1) Everything feels stressful and busy at home, I’d like to run away.
2) It’s a great tournament.
3) I love Amsterdam. I once lived there for a few months and I haven’t been for ages. Twinkly lights, beautiful canals, legal dope, winding streets, trams, fondue.
4) I could really do with winning some money.
5) I’ve bought two flights (although admittedly for not much money. If I’m not going to cash in the tournament, it would be about 8 million percent cheaper to swallow the flights and not go).
6) Some very nice people are going. The Boatman brothers, Mr Big, The Camel & Mrs Camel & Camel jnr and Bonified and probably some others I don’t even know about. That’s probably the biggest attraction: nice people to hang around with in Amsterdam and drink hot chocolate and furiously debate hands. It would be a properly lovely poker holiday.

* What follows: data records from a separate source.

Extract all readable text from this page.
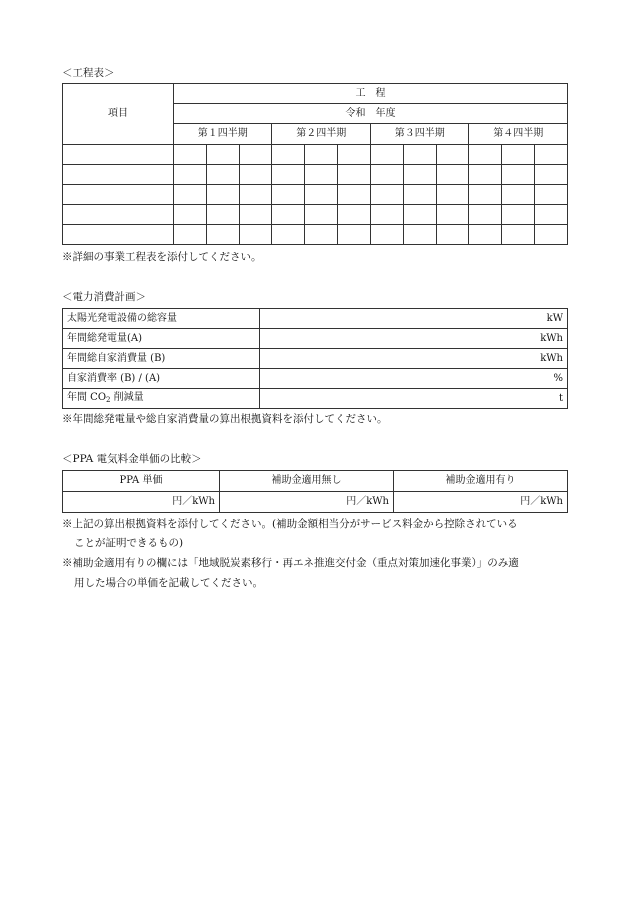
＜工程表＞
項目	工　程											
	令和　年度											
	第１四半期			第２四半期			第３四半期			第４四半期		

※詳細の事業工程表を添付してください。
＜電力消費計画＞
太陽光発電設備の総容量	kW
年間総発電量(A)	kWh
年間総自家消費量 (B)	kWh
自家消費率 (B) / (A)	%
年間 $CO_2$ 削減量	t
※年間総発電量や総自家消費量の算出根拠資料を添付してください。
＜PPA 電気料金単価の比較＞
PPA 単価	補助金適用無し	補助金適用有り
円／kWh	円／kWh	円／kWh
※上記の算出根拠資料を添付してください。(補助金額相当分がサービス料金から控除されている
ことが証明できるもの)
※補助金適用有りの欄には「地域脱炭素移行・再エネ推進交付金（重点対策加速化事業）」のみ適
用した場合の単価を記載してください。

1) I hate flying. I’m terrified of it. And I’m not much fonder of packing suitcases.
2) I can’t really afford it. I wouldn’t be sponsored into this tournament and it’s €6000. That will sound UTTERLY INSANE to anyone who doesn’t play serious poker, and it’s a huge amount even if you do. Before joining Team Pro, I only ever played these big tournaments if I had won the money in cash games beforehand. This time I haven’t done that - and I recently bought a new flat, the builders took much longer and cost much more than I originally planned (duh….) so I have Temporary Cash Flow Issues. Not terrible; I should be fine again next year. And I could lay my hands on the buy-in. But I’d really feel it, it would properly dent the bankroll, this is a very bad time to be spending that kind of money on something optional / unnecessary / a luxury indulgence.
3) I should be here sorting out the new flat ready to move in. I should be getting the internet & TV set up, I should be starting to pack boxes, I should be making sure the last “snagging” gets done, I should be doing all the stuff with utility companies and addresses and whatnot. It would be incredibly useful to have the week here to get that stuff done.
4) There’ll be other tournaments. They happen all the time. There’s one in the Vic in about a fortnight.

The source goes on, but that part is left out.